The relator stood first on the eligible list of the municipal service commission for appointment as senior clerk in the department of public buildings. This was in the classified service. The defendant appointed him senior clerk of the department, to take effect June 13, 1899, and the relator entered upon his duties. On June 17, 1899, the defendant discharged him, assigning no cause, and giving him no hearing. He demanded and was refused reinstatement, and moved for a writ of mandamus at special term. The motion was denied. The appellate division reversed the order denying the motion, and awarded the writ for the reinstatement of the relator.

At the time of his appointment, chapter 370, Laws 1899, was in force, and, so far as its provisions are applicable to the city of New York, they supersede the provisions of its charter inconsistent therewith. People v. Dalton, 158 N. Y. 175, 52 N. E. 1113. Section 8 provides: ‘All appointments or employment in the classified service shall be for a probationary term, not exceeding the time fixed in the rules.’ The act provides for the making of rules, but none had been made. The appellate division assumed that the rules in force, made under section 124 of the charter, applied until superseded by new rules. Both parties concede this assumption to be correct under section 27 of the act. Under section 124 of the charter the municipal civil service commission was authorized to provide ‘for a period of probation before an appointment or employment is made permanent.’ The commission had provided by rule 35 that ‘all employment in positions under any of the schedules, except Schedule G, shall be provisional, and such provisional service shall continue six months except in Schedule C. when it shall be for one month, during which period the person so employed may at any time be peremptorily discharged from service.’ The relator's office was not in either Schedule G. or C. The rule seems to limit the power of peremptory discharge to persons appointed under Schedule C. The appellate division held that the last clause of this rule was void, as in excess of the power granted by section 124 of the charter. In this view we concur.

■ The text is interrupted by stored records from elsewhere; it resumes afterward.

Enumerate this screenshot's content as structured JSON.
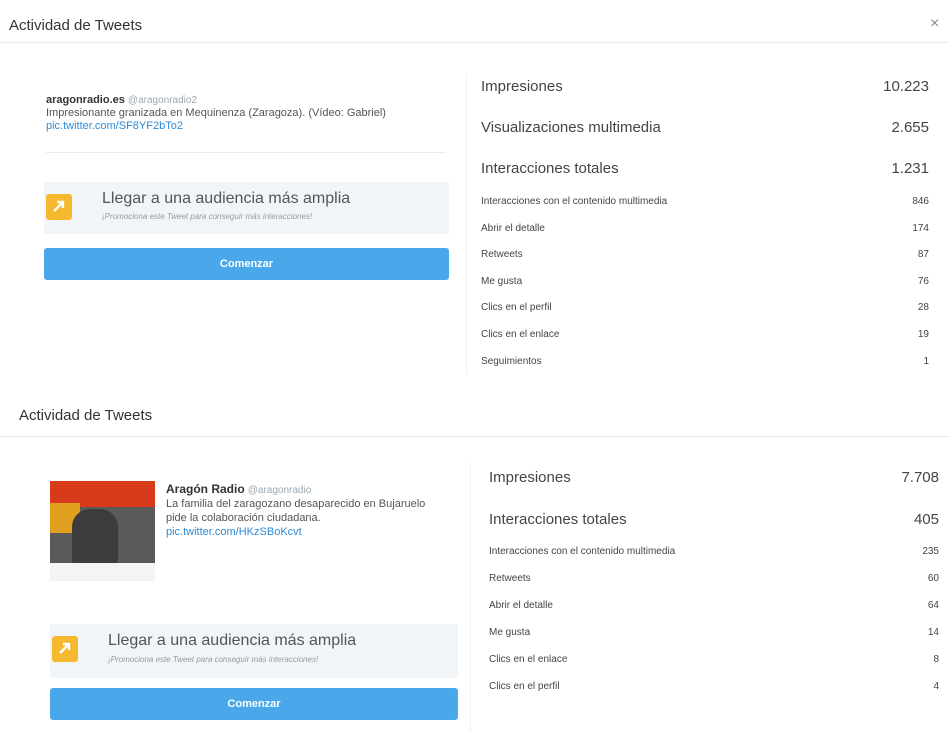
{
  "panel1": {
    "title": "Actividad de Tweets",
    "close": "×",
    "tweet": {
      "name": "aragonradio.es",
      "handle": "@aragonradio2",
      "text": "Impresionante granizada en Mequinenza (Zaragoza). (Vídeo: Gabriel)",
      "link": "pic.twitter.com/SF8YF2bTo2"
    },
    "promo": {
      "title": "Llegar a una audiencia más amplia",
      "subtitle": "¡Promociona este Tweet para conseguir más interacciones!",
      "button": "Comenzar"
    },
    "main_stats": [
      {
        "label": "Impresiones",
        "value": "10.223"
      },
      {
        "label": "Visualizaciones multimedia",
        "value": "2.655"
      },
      {
        "label": "Interacciones totales",
        "value": "1.231"
      }
    ],
    "detail_stats": [
      {
        "label": "Interacciones con el contenido multimedia",
        "value": "846"
      },
      {
        "label": "Abrir el detalle",
        "value": "174"
      },
      {
        "label": "Retweets",
        "value": "87"
      },
      {
        "label": "Me gusta",
        "value": "76"
      },
      {
        "label": "Clics en el perfil",
        "value": "28"
      },
      {
        "label": "Clics en el enlace",
        "value": "19"
      },
      {
        "label": "Seguimientos",
        "value": "1"
      }
    ]
  },
  "panel2": {
    "title": "Actividad de Tweets",
    "tweet": {
      "name": "Aragón Radio",
      "handle": "@aragonradio",
      "text": "La familia del zaragozano desaparecido en Bujaruelo pide la colaboración ciudadana.",
      "link": "pic.twitter.com/HKzSBoKcvt"
    },
    "promo": {
      "title": "Llegar a una audiencia más amplia",
      "subtitle": "¡Promociona este Tweet para conseguir más interacciones!",
      "button": "Comenzar"
    },
    "main_stats": [
      {
        "label": "Impresiones",
        "value": "7.708"
      },
      {
        "label": "Interacciones totales",
        "value": "405"
      }
    ],
    "detail_stats": [
      {
        "label": "Interacciones con el contenido multimedia",
        "value": "235"
      },
      {
        "label": "Retweets",
        "value": "60"
      },
      {
        "label": "Abrir el detalle",
        "value": "64"
      },
      {
        "label": "Me gusta",
        "value": "14"
      },
      {
        "label": "Clics en el enlace",
        "value": "8"
      },
      {
        "label": "Clics en el perfil",
        "value": "4"
      }
    ]
  },
  "colors": {
    "accent": "#4aa8ea",
    "link": "#2b8bd8",
    "promo_icon": "#f5b82e"
  },
  "icons": {
    "promo": "arrow-up-right-icon",
    "close": "close-icon"
  }
}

‘A probationary term’ or ‘a period of probation’ implies definite or stated length of duration, especially so when such term or period is to be provided in advance. It is not ‘any time’ within a fixed length of duration, unmeasured by the rules, and measurable by the pleasure or will of the appointing power. ‘Probation’ or ‘probationary’ implies the purpose of the term or period, but not its length. The rules could fix its length, for so the statute provides, but could not make its length provisional in point of time, for that would be to unfix it, or annex an unauthorized item. While the primary purpose of the law is to secure efficient service, yet the probationary appointee is thereby secured an experimental trial for the period prescribed by the law or the rules made in pursuance of the law, and he is not to be condemned pending the trial, before the time given him to show his fitness has expired, except after an opportunity to explain under section 1543 of the charter. In People v. Lyman, 157 N. Y. 368, 52 N. E. 132, the appointee served out his probationary term, less one day, and the case was decided upon other grounds, and does not apply. The case, then, is that the relator was appointed for a probationary term of six months, and the provision of rule 35 providing for his peremptory discharge during his probationary term, without notice of charges or opportunity to be heard, was invalid, and therefore the relator's peremptory discharge under that provision of the rule was unlawful. The order should be affirmed, with costs.

PARKER, C. J.

It is not unlikely that the public interests would be best subserved it the statute should provide that during the probationary period the person so employed might be peremptorily discharged from the service, but, as it does not, I agree with Judge LANDON that so much of the rule as attempts to confer upon the appointing power that authority is invalid.

HAIGHT, J. (dissenting).

The relator, having passed the civil service examination, was appointed senior clerk and bookkeeper in the department of public buildings, lighting, and supplies by the defendant as commissioner. After serving a few days, the relator was discharged, and he is now seeking mandamus for his reinstatement. His right to the relief sought depends upon the validity of rule 35 of the municipal civil service commission of the city of New York. It provides as follows: ‘All employment in positions under any of the schedules, except Schedule G, shall be provisional, and such provisional services shall continue six months, except in Schedule C, when it shall be for one month, during which period the persons so employed may, at any time, be peremptorily discharged from service.’ The statute in force at that time provided that ‘all appointments or employments in the classified service shall be for a probationary term not exceeding the time fixed in the rules.’ Laws 1899, c. 370, § 8. The rule, as we have seen, rpovides for a provisional service for six months, but authorizes the discharge of the person employed at any time during that period. It is claimed that the authority to discharge at any time during the provisional service of six months is obnoxious to the statute, and therefore to that extent the rule is void. I do not so read the statute. The provisions of the statute require all appointments or employments to be for a probationary term, but that term must not exceed the time fixed in the rules. The statute in no place states that the time shall be for six months, or for a period fixed by the rules; it provides that it shall not exceed that time. It may, therefore, be for a shorter time. ‘Probation,’...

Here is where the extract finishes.